Case A: 6-year-old Feadship 50m at $42M, $1.0M paint and electronics refit at purchase.
| Line | Total ($M) |
|---|---|
| Purchase | 42.0 |
| Year-0 refit | 1.0 |
| Annual operating cost x 10 years | 35.0 |
| 5-year and 10-year refit (hull-life 11 and 16) | 6.5 |
| 10-year resale value (16-year-old Feadship, market-tested) | (22.0) |
| Net 10-year cost | 62.5 |
Case B: 6-year-old Italian tier-2 50m at $32M, $1.5M refit at purchase.
| Line | Total ($M) |
|---|---|
| Purchase | 32.0 |
| Year-0 refit | 1.5 |
| Annual operating cost x 10 years | 33.0 |
| 5-year and 10-year refit | 7.5 |
| 10-year resale value (16-year-old tier 2) | (11.0) |
| Net 10-year cost | 63.0 |
The two cases land within $500K of each other on a 10-year basis. The lower entry price on tier 2 is almost entirely consumed by the steeper depreciation. The cleaner sleep, the easier resale, and the lower refit risk sit with the tier-one hull.

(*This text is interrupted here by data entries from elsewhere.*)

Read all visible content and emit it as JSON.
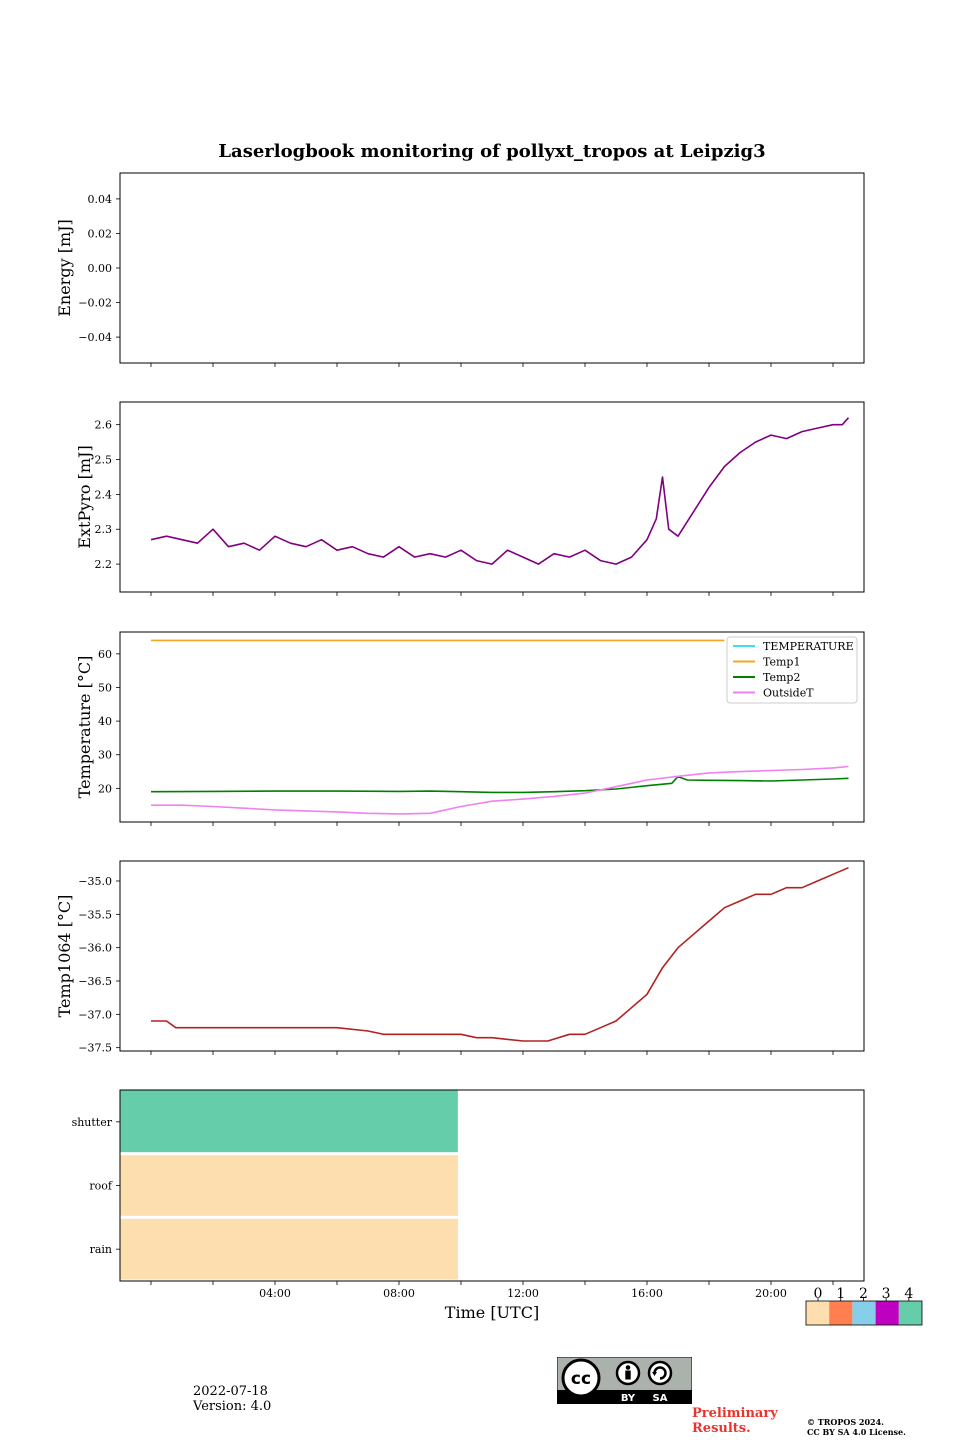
{
  "chart_data": {
    "title": "Laserlogbook monitoring of pollyxt_tropos at Leipzig3",
    "date": "2022-07-18",
    "version": "Version: 4.0",
    "xlabel": "Time [UTC]",
    "xlim_hours": [
      -1.0,
      23.0
    ],
    "x_ticks": [
      {
        "h": 4,
        "label": "04:00"
      },
      {
        "h": 8,
        "label": "08:00"
      },
      {
        "h": 12,
        "label": "12:00"
      },
      {
        "h": 16,
        "label": "16:00"
      },
      {
        "h": 20,
        "label": "20:00"
      }
    ],
    "panels": [
      {
        "key": "energy",
        "type": "line",
        "ylabel": "Energy [mJ]",
        "ylim": [
          -0.055,
          0.055
        ],
        "yticks": [
          {
            "v": 0.04,
            "label": "0.04"
          },
          {
            "v": 0.02,
            "label": "0.02"
          },
          {
            "v": 0.0,
            "label": "0.00"
          },
          {
            "v": -0.02,
            "label": "−0.02"
          },
          {
            "v": -0.04,
            "label": "−0.04"
          }
        ],
        "series": []
      },
      {
        "key": "extpyro",
        "type": "line",
        "ylabel": "ExtPyro [mJ]",
        "ylim": [
          2.12,
          2.665
        ],
        "yticks": [
          {
            "v": 2.2,
            "label": "2.2"
          },
          {
            "v": 2.3,
            "label": "2.3"
          },
          {
            "v": 2.4,
            "label": "2.4"
          },
          {
            "v": 2.5,
            "label": "2.5"
          },
          {
            "v": 2.6,
            "label": "2.6"
          }
        ],
        "series": [
          {
            "name": "ExtPyro",
            "color": "#800080",
            "x": [
              0.0,
              0.5,
              1.0,
              1.5,
              2.0,
              2.5,
              3.0,
              3.5,
              4.0,
              4.5,
              5.0,
              5.5,
              6.0,
              6.5,
              7.0,
              7.5,
              8.0,
              8.5,
              9.0,
              9.5,
              10.0,
              10.5,
              11.0,
              11.5,
              12.0,
              12.5,
              13.0,
              13.5,
              14.0,
              14.5,
              15.0,
              15.5,
              16.0,
              16.3,
              16.5,
              16.7,
              17.0,
              17.5,
              18.0,
              18.5,
              19.0,
              19.5,
              20.0,
              20.5,
              21.0,
              21.5,
              22.0,
              22.3,
              22.5
            ],
            "y": [
              2.27,
              2.28,
              2.27,
              2.26,
              2.3,
              2.25,
              2.26,
              2.24,
              2.28,
              2.26,
              2.25,
              2.27,
              2.24,
              2.25,
              2.23,
              2.22,
              2.25,
              2.22,
              2.23,
              2.22,
              2.24,
              2.21,
              2.2,
              2.24,
              2.22,
              2.2,
              2.23,
              2.22,
              2.24,
              2.21,
              2.2,
              2.22,
              2.27,
              2.33,
              2.45,
              2.3,
              2.28,
              2.35,
              2.42,
              2.48,
              2.52,
              2.55,
              2.57,
              2.56,
              2.58,
              2.59,
              2.6,
              2.6,
              2.62
            ]
          }
        ]
      },
      {
        "key": "temperature",
        "type": "line",
        "ylabel": "Temperature [°C]",
        "ylim": [
          10,
          66.5
        ],
        "yticks": [
          {
            "v": 20,
            "label": "20"
          },
          {
            "v": 30,
            "label": "30"
          },
          {
            "v": 40,
            "label": "40"
          },
          {
            "v": 50,
            "label": "50"
          },
          {
            "v": 60,
            "label": "60"
          }
        ],
        "legend": "upper right",
        "series": [
          {
            "name": "TEMPERATURE",
            "color": "#40e0e8",
            "x": [],
            "y": []
          },
          {
            "name": "Temp1",
            "color": "#f5a623",
            "x": [
              0.0,
              18.5
            ],
            "y": [
              64,
              64
            ]
          },
          {
            "name": "Temp2",
            "color": "#008000",
            "x": [
              0.0,
              2.0,
              4.0,
              6.0,
              8.0,
              9.0,
              10.0,
              11.0,
              12.0,
              13.0,
              14.0,
              15.0,
              16.0,
              16.8,
              17.0,
              17.3,
              18.0,
              19.0,
              20.0,
              21.0,
              22.0,
              22.5
            ],
            "y": [
              19.0,
              19.1,
              19.2,
              19.2,
              19.1,
              19.2,
              19.0,
              18.8,
              18.8,
              19.0,
              19.3,
              19.8,
              20.8,
              21.5,
              23.5,
              22.5,
              22.4,
              22.3,
              22.2,
              22.5,
              22.8,
              23.0
            ]
          },
          {
            "name": "OutsideT",
            "color": "#ee82ee",
            "x": [
              0.0,
              1.0,
              2.0,
              3.0,
              4.0,
              5.0,
              6.0,
              7.0,
              8.0,
              9.0,
              10.0,
              11.0,
              12.0,
              13.0,
              14.0,
              15.0,
              16.0,
              17.0,
              18.0,
              19.0,
              20.0,
              21.0,
              22.0,
              22.5
            ],
            "y": [
              15.0,
              15.0,
              14.6,
              14.1,
              13.6,
              13.3,
              13.0,
              12.6,
              12.4,
              12.6,
              14.6,
              16.2,
              16.8,
              17.6,
              18.6,
              20.5,
              22.5,
              23.6,
              24.6,
              25.0,
              25.3,
              25.6,
              26.1,
              26.5
            ]
          }
        ]
      },
      {
        "key": "temp1064",
        "type": "line",
        "ylabel": "Temp1064 [°C]",
        "ylim": [
          -37.55,
          -34.7
        ],
        "yticks": [
          {
            "v": -37.5,
            "label": "−37.5"
          },
          {
            "v": -37.0,
            "label": "−37.0"
          },
          {
            "v": -36.5,
            "label": "−36.5"
          },
          {
            "v": -36.0,
            "label": "−36.0"
          },
          {
            "v": -35.5,
            "label": "−35.5"
          },
          {
            "v": -35.0,
            "label": "−35.0"
          }
        ],
        "series": [
          {
            "name": "Temp1064",
            "color": "#b22222",
            "x": [
              0.0,
              0.5,
              0.8,
              1.5,
              5.5,
              6.0,
              7.0,
              7.5,
              10.0,
              10.5,
              11.0,
              12.0,
              12.8,
              13.5,
              14.0,
              14.5,
              15.0,
              15.5,
              16.0,
              16.5,
              17.0,
              17.5,
              18.0,
              18.5,
              19.0,
              19.5,
              20.0,
              20.5,
              21.0,
              21.5,
              22.0,
              22.5
            ],
            "y": [
              -37.1,
              -37.1,
              -37.2,
              -37.2,
              -37.2,
              -37.2,
              -37.25,
              -37.3,
              -37.3,
              -37.35,
              -37.35,
              -37.4,
              -37.4,
              -37.3,
              -37.3,
              -37.2,
              -37.1,
              -36.9,
              -36.7,
              -36.3,
              -36.0,
              -35.8,
              -35.6,
              -35.4,
              -35.3,
              -35.2,
              -35.2,
              -35.1,
              -35.1,
              -35.0,
              -34.9,
              -34.8
            ]
          }
        ]
      },
      {
        "key": "status",
        "type": "heatmap",
        "rows": [
          "shutter",
          "roof",
          "rain"
        ],
        "blocks": [
          {
            "row": "shutter",
            "start": -1.0,
            "end": 9.9,
            "state": 4
          },
          {
            "row": "roof",
            "start": -1.0,
            "end": 9.9,
            "state": 0
          },
          {
            "row": "rain",
            "start": -1.0,
            "end": 9.9,
            "state": 0
          }
        ]
      }
    ],
    "colorbar": {
      "ticks": [
        "0",
        "1",
        "2",
        "3",
        "4"
      ],
      "colors": [
        "#fddeae",
        "#ff7f50",
        "#87ceeb",
        "#c000c0",
        "#66cdaa"
      ]
    }
  },
  "footer": {
    "preliminary_line1": "Preliminary",
    "preliminary_line2": "Results.",
    "copyright_line1": "© TROPOS 2024.",
    "copyright_line2": "CC BY SA 4.0 License."
  },
  "cc_badge": {
    "icon_name": "cc-by-sa-icon",
    "by_label": "BY",
    "sa_label": "SA",
    "cc_label": "cc"
  }
}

Where the math breaks for new build at 50m
The new-build case at 50m works for buyers who want something the secondary market cannot provide: a specific hybrid propulsion system, a specific layout (typically a single-level master suite with full beam, or an unusual tender configuration), or a specific yard relationship that supports a long ownership horizon. New build also works for buyers who can absorb the depreciation and want a yacht commissioned to spec rather than retrofitted from someone else's spec. For everyone else at 50m, a tier-one yard pre-owned at 6 to 10 years is the right answer.

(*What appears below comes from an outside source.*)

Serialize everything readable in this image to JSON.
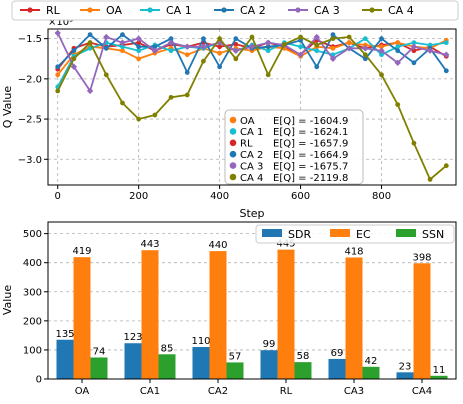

What we mark up and what we pass on
We mark up Feadship, Lürssen, Amels, and Oceanco secondary inventory in the 6-to-10-year band as the best risk-adjusted entry to the 50m band. We mark up brokers who present the closing wire including transaction costs and post-purchase refit reserve on the first email rather than waiting for the LOI stage. We pass on tier-2 Italian inventory above 12 years old without a documented €1M-plus recent refit. We pass on new-build orders at tier-3 yards for first-time superyacht owners, because the resale floor at 12 to 15 years is too low to recover the initial premium.
For purchase-side reading, see new vs pre-owned, the Feadship review, and the Buy hub. For comparable bands, see 30m purchase cost and 80m purchase cost. For annual line items, see yacht ownership annual costs.
Frequently asked questions
How much does a 50m yacht cost to buy? A new 50m motor yacht runs $35M to $80M from a top-tier Northern European yard, $30M to $55M from an Italian semi-custom yard. A 6-year-old tier-1 50m runs $40M to $65M. A 10-year-old tier-2 50m runs $14M to $28M.
What does a 50m yacht cost to run annually? $2.5M to $4.5M, or 9 to 12 percent of value. Crew is the largest line.
Is new or pre-owned the better buy at 50m? Tier-1 pre-owned at 6 to 10 years is the best risk-adjusted entry. New build at 50m makes sense for full-custom layouts or specific propulsion choices that are not available secondary.
How long does a 50m new build take to deliver? 36 to 48 months for tier-one custom, 30 to 36 months for Italian semi-custom. Feadship and Lürssen slots are 4 to 5 years out.
What is the typical 50m depreciation curve? Tier 1 holds 70 to 80 percent of value at year 5, 50 to 60 percent at year 10. Tier 2 holds 55 to 65 percent at year 5, 30 to 45 percent at year 10. Refit cycle matters more than chronological age past year 12.